Mudança de lua — e de vento. Domingo já é lua cheia: sábado amanheceu torturado nas garras do noroeste. Tudo está indicando que deves proceder com a maior circunspecção. O melhor de resto, é não proceder. Não fazer nada: não suspirar, não sair, não receber, não telefonar, nem sequer consultar o horóscopo: ele poderia te influenciar.

Chega a cadeira mais para junto da mesa: apoia os cotovelos na mesa. Olha o teclado de tua máquina. Ali estão todas as letras e sinais. Todas as palavras: as que te lançam na cólera e na humilhação; as que te fazem marchar distraído sobre as águas do mar de manhã e ainda as que te afogam na última torpe lama do brejo distante e escuro, agarrado a um cão morto.

Estão todas aí, as palavras. Não as tema. Vê como são feitas: são feitas de letras. Basta bater uma tecla depois de outra tecla, e depois ainda outra, e mais alguma; há os espaços, o ponto de exclamação, o de interrogação. Há tudo o que é suficiente — e, seja o que for que qualquer pessoa pudesse te dizer, ou tenha dito, a palavra mais pura ou a frase mais mesquinha, tudo é uma simples combinação dessas letras brancas nesses círculos negros.

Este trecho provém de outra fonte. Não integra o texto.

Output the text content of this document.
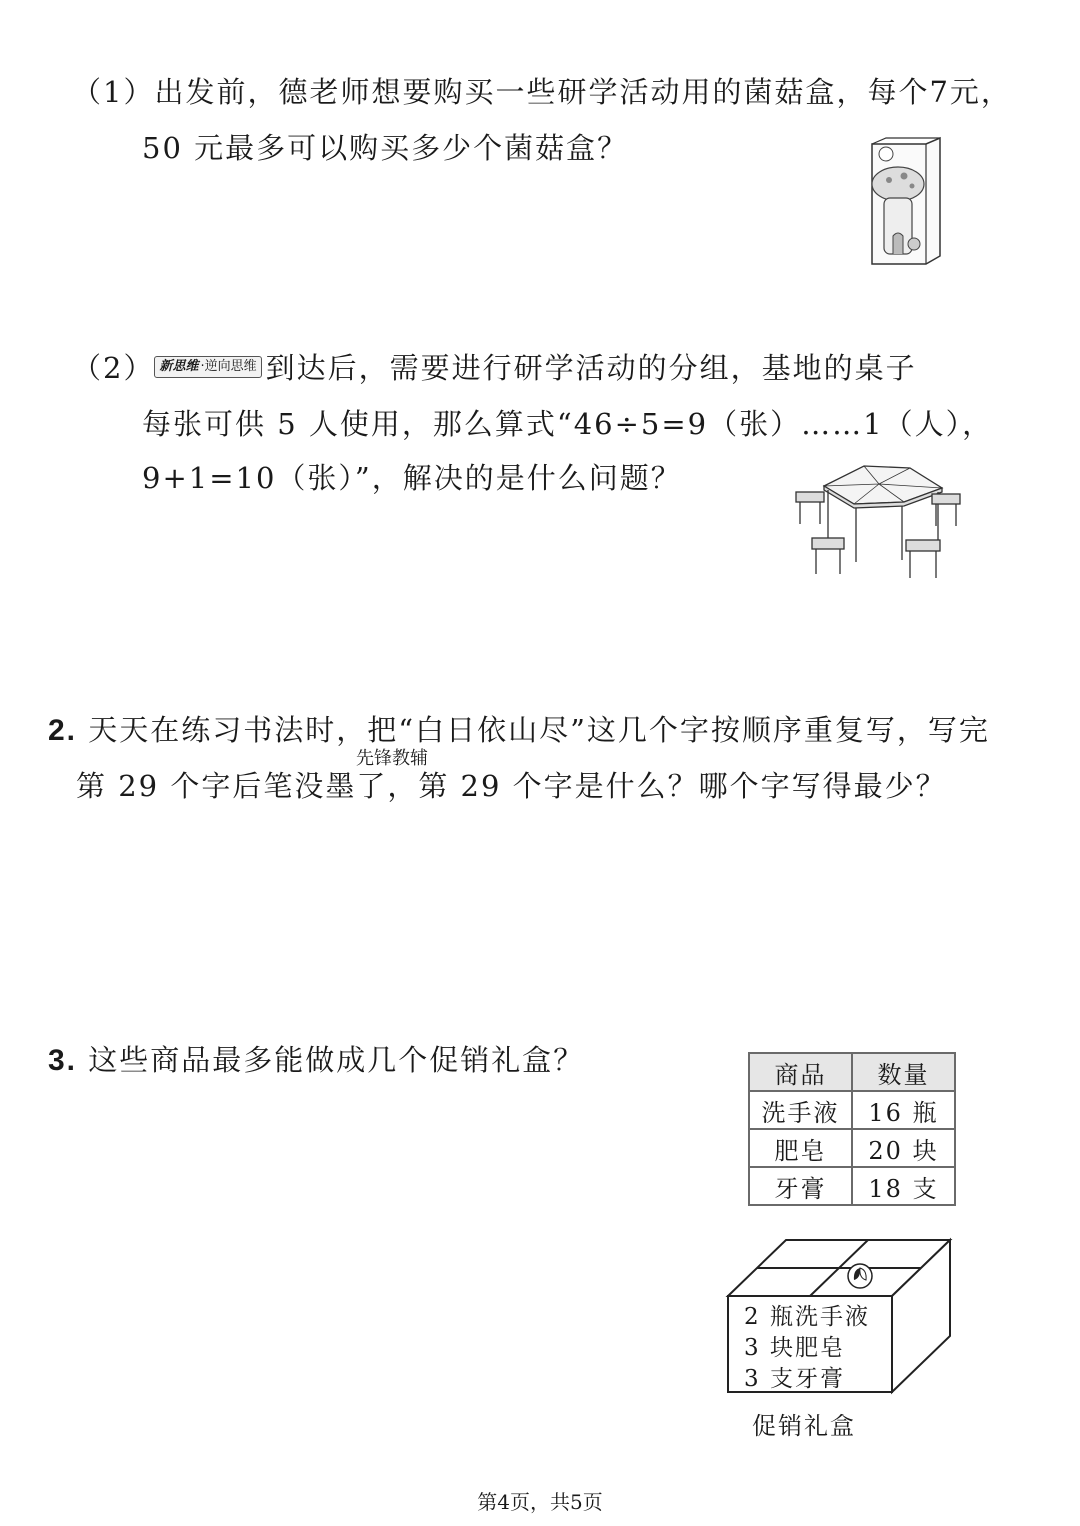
（1）出发前，德老师想要购买一些研学活动用的菌菇盒，每个7元，
50 元最多可以购买多少个菌菇盒？
（2） 新思维 ·逆向思维 到达后，需要进行研学活动的分组，基地的桌子
每张可供 5 人使用，那么算式“46÷5=9（张）……1（人），
9+1=10（张）”，解决的是什么问题？
2. 天天在练习书法时，把“白日依山尽”这几个字按顺序重复写，写完
先锋教辅
第 29 个字后笔没墨了，第 29 个字是什么？哪个字写得最少？
3. 这些商品最多能做成几个促销礼盒？	商品	数量
洗手液	16 瓶
肥皂	20 块
牙膏	18 支
2 瓶洗手液
3 块肥皂
3 支牙膏
促销礼盒
第4页，共5页
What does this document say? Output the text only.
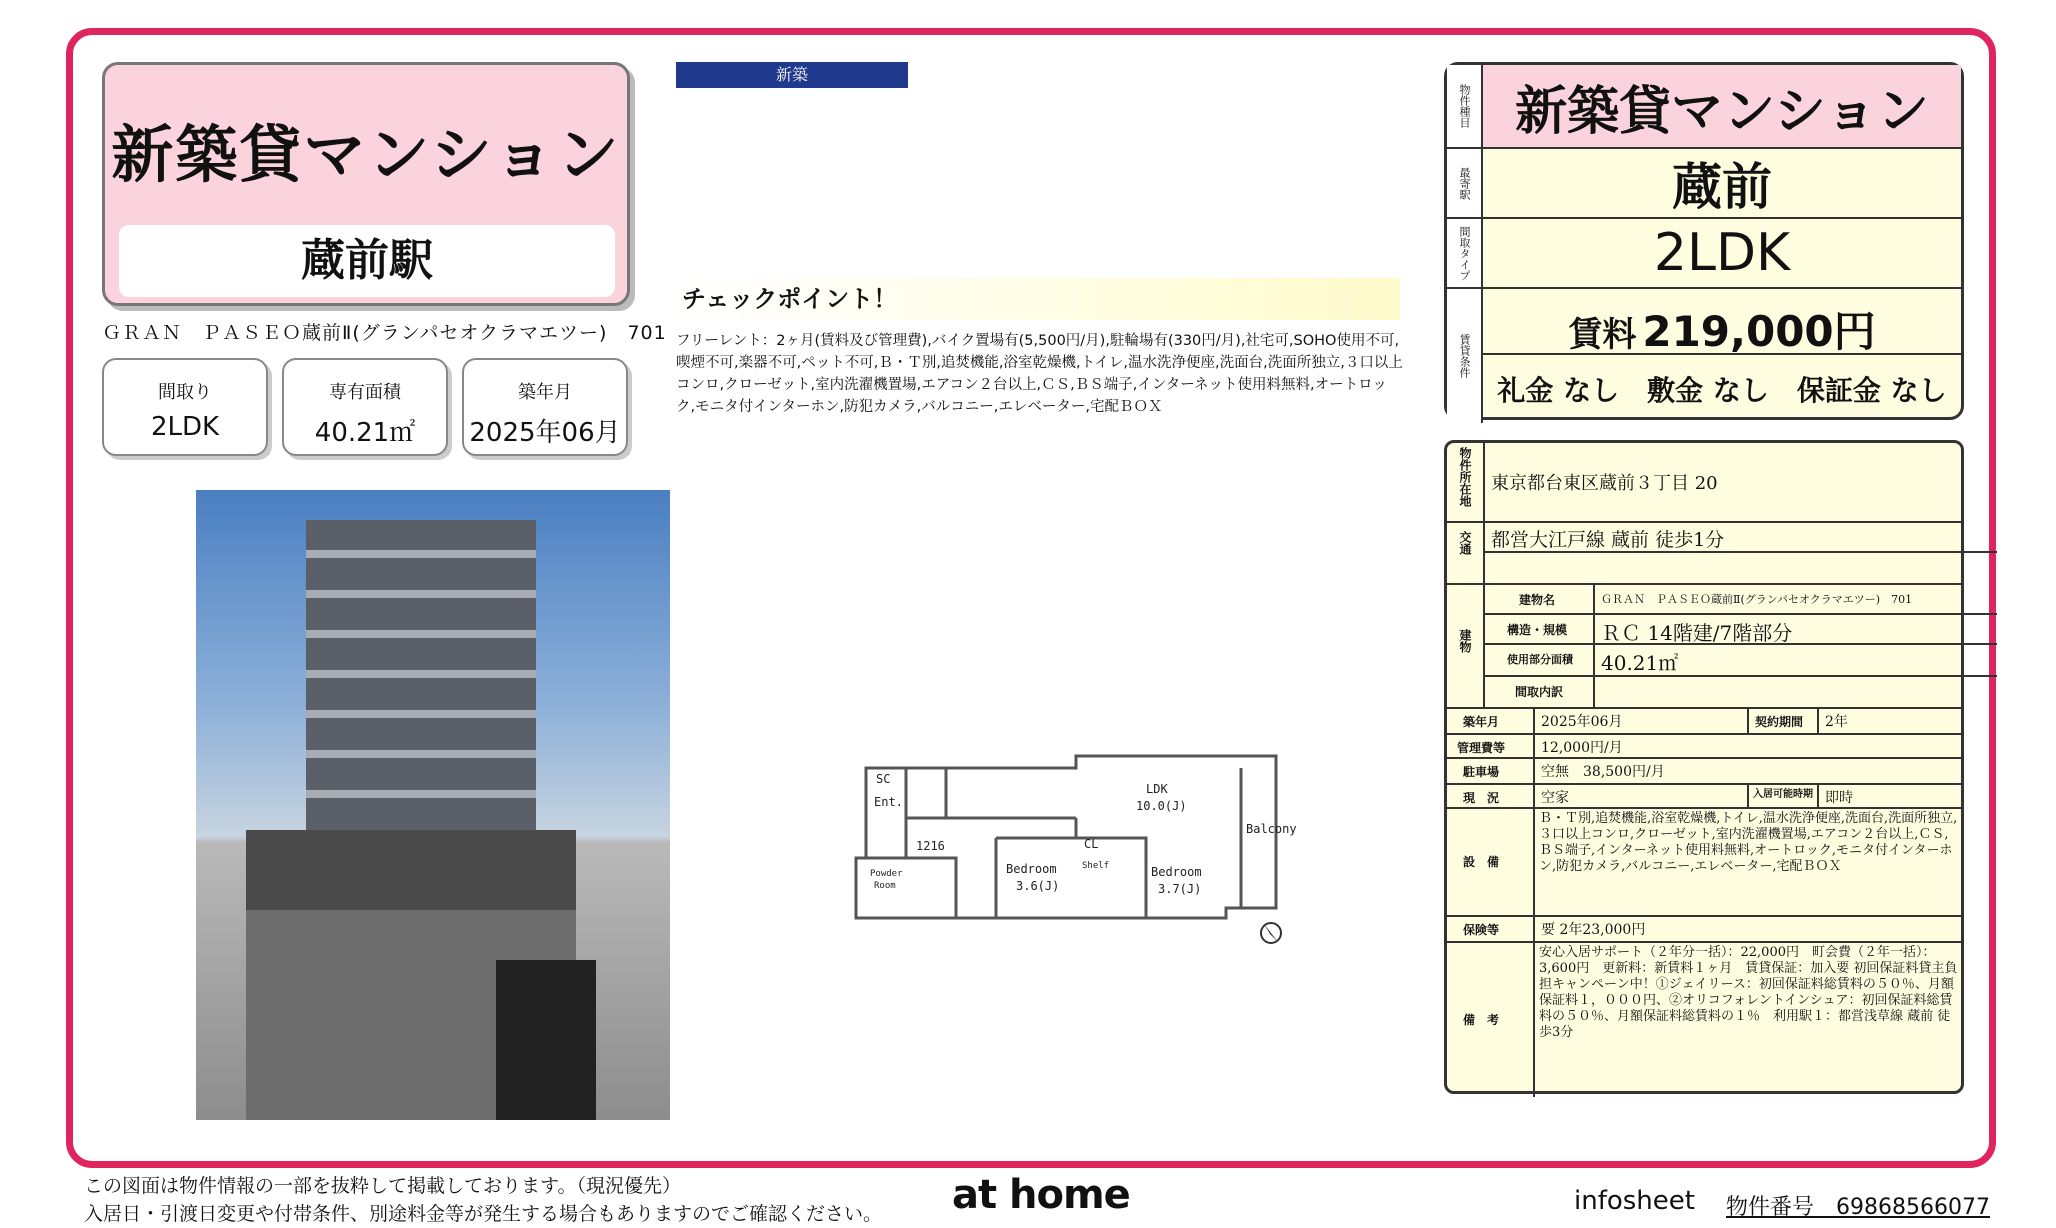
新築貸マンション
蔵前駅
ＧＲＡＮ　ＰＡＳＥＯ蔵前Ⅱ(グランパセオクラマエツー)　701
間取り
2LDK
専有面積
40.21㎡
築年月
2025年06月
新築
チェックポイント！
フリーレント：2ヶ月(賃料及び管理費),バイク置場有(5,500円/月),駐輪場有(330円/月),社宅可,SOHO使用不可,喫煙不可,楽器不可,ペット不可,Ｂ・Ｔ別,追焚機能,浴室乾燥機,トイレ,温水洗浄便座,洗面台,洗面所独立,３口以上コンロ,クローゼット,室内洗濯機置場,エアコン２台以上,ＣＳ,ＢＳ端子,インターネット使用料無料,オートロック,モニタ付インターホン,防犯カメラ,バルコニー,エレベーター,宅配ＢＯＸ
LDK
10.0(J)
Bedroom
3.6(J)
Bedroom
3.7(J)
Balcony
SC
Ent.
1216	CL
Powder
Room
Shelf
物件種目 新築貸マンション
最寄駅	蔵前
間取タイプ	2LDK
賃貸条件	賃料 219,000円
礼金 なし　敷金 なし　保証金 なし
物件所在地 東京都台東区蔵前３丁目 20
交通 都営大江戸線 蔵前 徒歩1分
建物
建物名	ＧＲＡＮ　ＰＡＳＥＯ蔵前Ⅱ(グランパセオクラマエツー)　701
構造・規模 ＲＣ 14階建/7階部分
使用部分面積 40.21㎡
間取内訳
築年月	2025年06月	契約期間 2年
管理費等	12,000円/月
駐車場	空無　38,500円/月
現　況	空家	入居可能時期 即時
設　備
Ｂ・Ｔ別,追焚機能,浴室乾燥機,トイレ,温水洗浄便座,洗面台,洗面所独立,３口以上コンロ,クローゼット,室内洗濯機置場,エアコン２台以上,ＣＳ,ＢＳ端子,インターネット使用料無料,オートロック,モニタ付インターホン,防犯カメラ,バルコニー,エレベーター,宅配ＢＯＸ
保険等	要 2年23,000円
備　考
安心入居サポート（２年分一括）：22,000円　町会費（２年一括）：3,600円　更新料：新賃料１ヶ月　賃貸保証：加入要 初回保証料貸主負担キャンペーン中！①ジェイリース：初回保証料総賃料の５０％、月額保証料１，０００円、②オリコフォレントインシュア：初回保証料総賃料の５０％、月額保証料総賃料の１％　利用駅１：都営浅草線 蔵前 徒歩3分
この図面は物件情報の一部を抜粋して掲載しております。（現況優先）
入居日・引渡日変更や付帯条件、別途料金等が発生する場合もありますのでご確認ください。 at home	infosheet 物件番号　69868566077
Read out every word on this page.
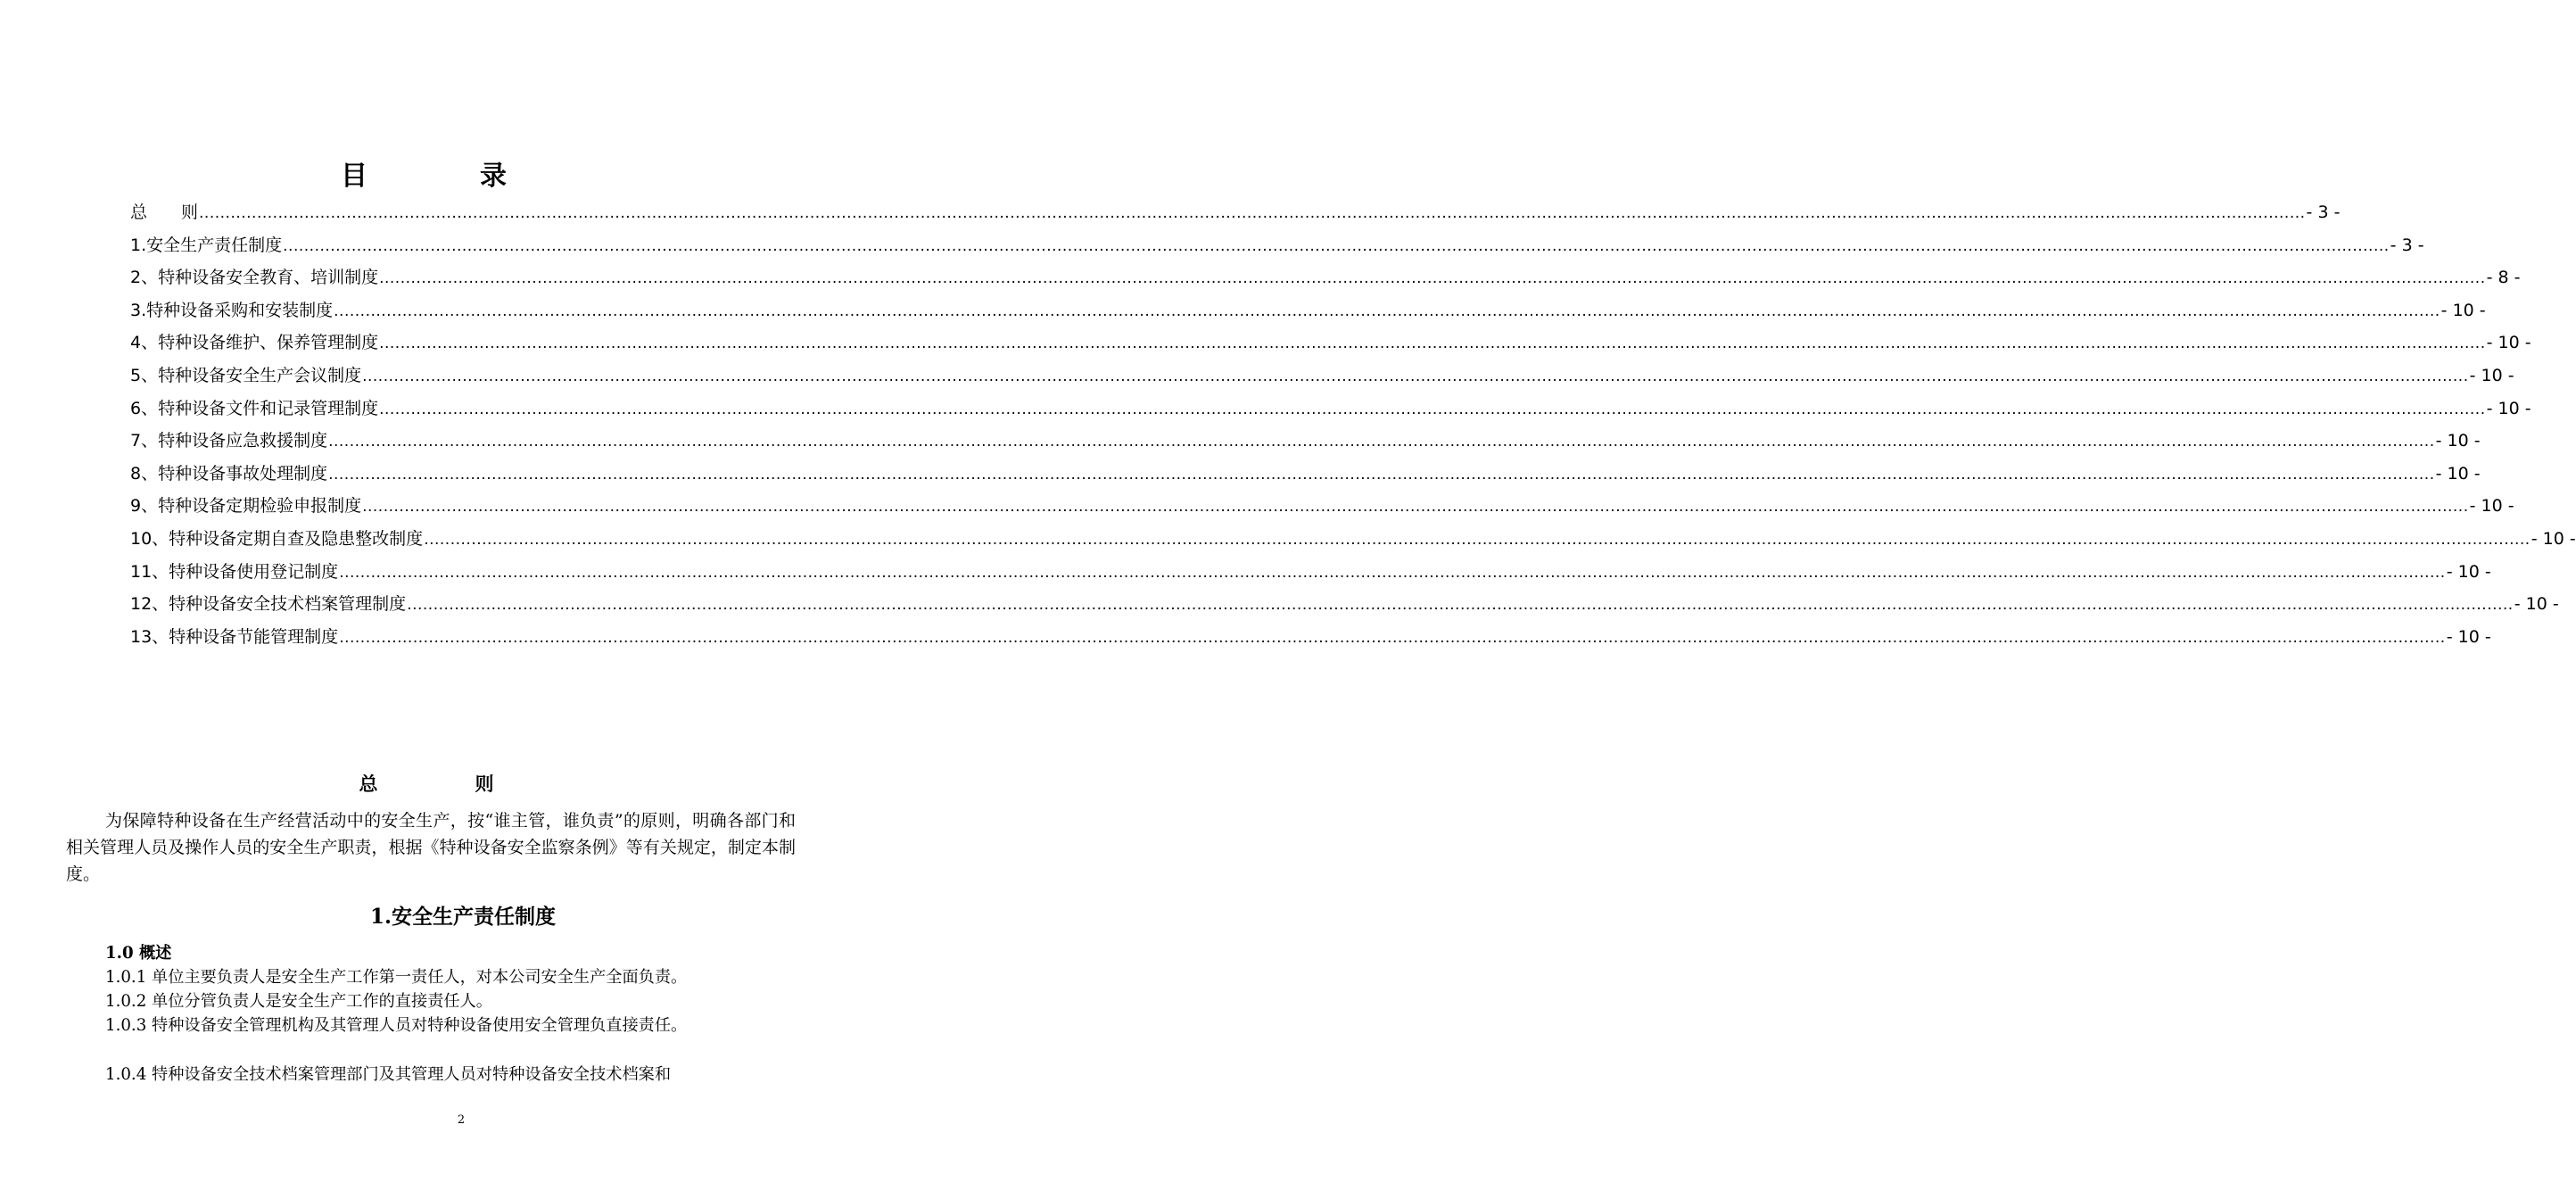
目　录
总　　则 ................................................................................................................................................................................................................................................................................................................................................................................................................ - 3 -
1.安全生产责任制度 ................................................................................................................................................................................................................................................................................................................................................................................................................ - 3 -
2、特种设备安全教育、培训制度 ................................................................................................................................................................................................................................................................................................................................................................................................................ - 8 -
3.特种设备采购和安装制度 ................................................................................................................................................................................................................................................................................................................................................................................................................ - 10 -
4、特种设备维护、保养管理制度 ................................................................................................................................................................................................................................................................................................................................................................................................................ - 10 -
5、特种设备安全生产会议制度 ................................................................................................................................................................................................................................................................................................................................................................................................................ - 10 -
6、特种设备文件和记录管理制度 ................................................................................................................................................................................................................................................................................................................................................................................................................ - 10 -
7、特种设备应急救援制度 ................................................................................................................................................................................................................................................................................................................................................................................................................ - 10 -
8、特种设备事故处理制度 ................................................................................................................................................................................................................................................................................................................................................................................................................ - 10 -
9、特种设备定期检验申报制度 ................................................................................................................................................................................................................................................................................................................................................................................................................ - 10 -
10、特种设备定期自查及隐患整改制度 ................................................................................................................................................................................................................................................................................................................................................................................................................ - 10 -
11、特种设备使用登记制度 ................................................................................................................................................................................................................................................................................................................................................................................................................ - 10 -
12、特种设备安全技术档案管理制度 ................................................................................................................................................................................................................................................................................................................................................................................................................ - 10 -
13、特种设备节能管理制度 ................................................................................................................................................................................................................................................................................................................................................................................................................ - 10 -
总　则

为保障特种设备在生产经营活动中的安全生产，按“谁主管，谁负责”的原则，明确各部门和相关管理人员及操作人员的安全生产职责，根据《特种设备安全监察条例》等有关规定，制定本制度。

1.安全生产责任制度

1.0 概述

1.0.1 单位主要负责人是安全生产工作第一责任人，对本公司安全生产全面负责。

1.0.2 单位分管负责人是安全生产工作的直接责任人。

1.0.3 特种设备安全管理机构及其管理人员对特种设备使用安全管理负直接责任。

1.0.4 特种设备安全技术档案管理部门及其管理人员对特种设备安全技术档案和

2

Experimenta bater as primeiras teclas de cada degrau. Lê: 2 qaz. Que quer dizer isso? Um número, uma consoante, a primeira vogal, a última letra. Isso não quer dizer nada.

Para escrever alguma coisa que queira dizer alguma coisa é necessário que escolhas a ordem de bater as teclas. Responde-me a esta pergunta: vale a pena? Hoje venta noroeste, amanhã é lua cheia. Depois virão outras luas e outros ventos, mas isso também e fútil. Pois um dia as luas poderão girar no céu e os ventos rodar na terra com meiguice ou fúria, isso não te importará. Estarás morto: e então não apenas tudo o que vier não importará como também tudo o que foi. Mesmo que se coloquem dezenas de milhares de pessoas, a perder de vista, dispostas em filas de metas, batendo milhões de letras em suas máquinas e escrevendo interminavelmente coisas contra ou a favor de ti: e ainda fileiras imensas de milhões de bocas de homem e de mulher falando, gritando ou murmurando as coisas mais doces e as mais cruéis, nada te importará.

Porque então te afligires agora? Que o vento noroeste arraste pelo asfalto todas as folhas secas, e depois venham as chuvas frias do sul e depois no céu limpo suba, imensa, a lua — não penses que isso tenha nada a ver contigo. No existes. Nada tem nada a ver contigo.